Retiree Health Funds Run Low, Program To Close Early
A notice in Friday's Federal Register made clear that the fund designed to help cover health insurance for early retirees would stop taking claims for expenses incurred after Dec. 31.
The Wall Street Journal: Retiree Health Fund To Close Early
The fund was set up to be available until 2014, when new rules are scheduled to take effect to make it easier for older Americans to buy insurance without the help of an employer. A federal report released at the end of October projected the fund would be tapped by September 2012, given the large amount that had already been spent to cover claims (Radnofsky, 12/9).
Kaiser Health News: Fund To Help Cover Early Retirees Nearly Out Of Money
A $5 billion fund that helped cover health insurance for more than five million early retirees will stop taking claims for expenses incurred after Dec. 31 because it is running out of money, according to a notice Friday in the Federal Register (Torres, 12/9).
Meanwhile, news outlets report on the progress of health care cooperatives and health insurance brokers' plans in the wake of the administration's medical-loss ratio rule.
CQ HealthBeat: Cooperatives To 'Spread Like Wildfire,' Boosters Say
The head of a group recently formed to promote the formation of health care cooperatives under the health care law hailed the Thursday publication of a final rule governing start-up funding for the consumer-oriented health plans. John Morrison, head of the National Alliance of State Health Cooperatives, predicted that co-ops will be established in 25 states in the early going. He said in a statement Friday that the co-op movement "is spreading like wildfire" (Reichard, 12/9).

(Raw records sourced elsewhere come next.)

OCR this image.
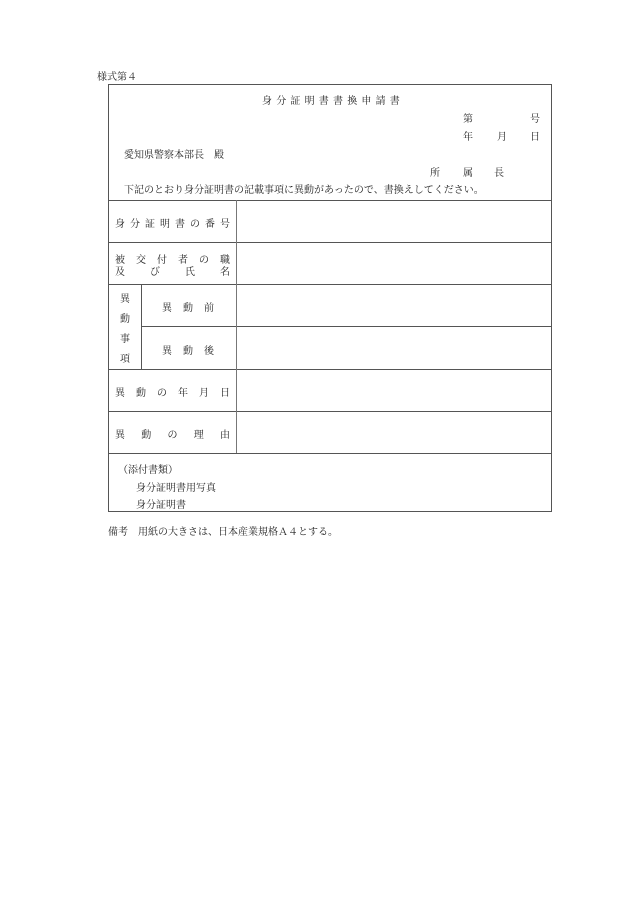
様式第４
身分証明書書換申請書
第	号
年 月 日
愛知県警察本部長　殿
所 属 長
下記のとおり身分証明書の記載事項に異動があったので、書換えしてください。
身 分 証 明 書 の 番 号
被 交 付 者 の 職
及	び	氏	名
異
動
事
項
異 動 前
異 動 後
異 動 の 年 月 日
異 動 の 理 由
（添付書類）
身分証明書用写真
身分証明書
備考　用紙の大きさは、日本産業規格Ａ４とする。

Politico Pro: Brokers Look For Next Steps On MLR Relief
A new federal health insurance rule in President Barack Obama's health care law was supposed to crack down on wasteful administrative expenses, but insurance agents and brokers say they're about to become unintended casualties. And so far, they haven't been able to get the Obama administration or Congress to do much about it. The law's medical loss ratio rule, which requires insurers to spend at least 80 percent to 85 percent of premium dollars on providing medical care, is touted as one of the law's consumer-friendly insurance market reforms — an assurance that insurers aren't wasting consumers' money on excessive advertising, administrative costs and executive salaries (Millman, 12/12).
In other health law news, a Connecticut advocacy groups files a brief in support of the overhaul's ban on pre-existing condition exclusions —
The Connecticut Mirror: Farmington Advocacy Group Files Amicus Brief In Health Reform Lawsuit
Farmington-based Advocacy for Patients with Chronic Illness has filed an amicus brief urging the U.S. Supreme Court to uphold the federal health reform law. The brief argues that one requirement of the reform law, prohibiting insurers from denying coverage to people with pre-existing conditions, is necessary to ensure that health insurance is available to all Americans (Levin Becker, 12/9).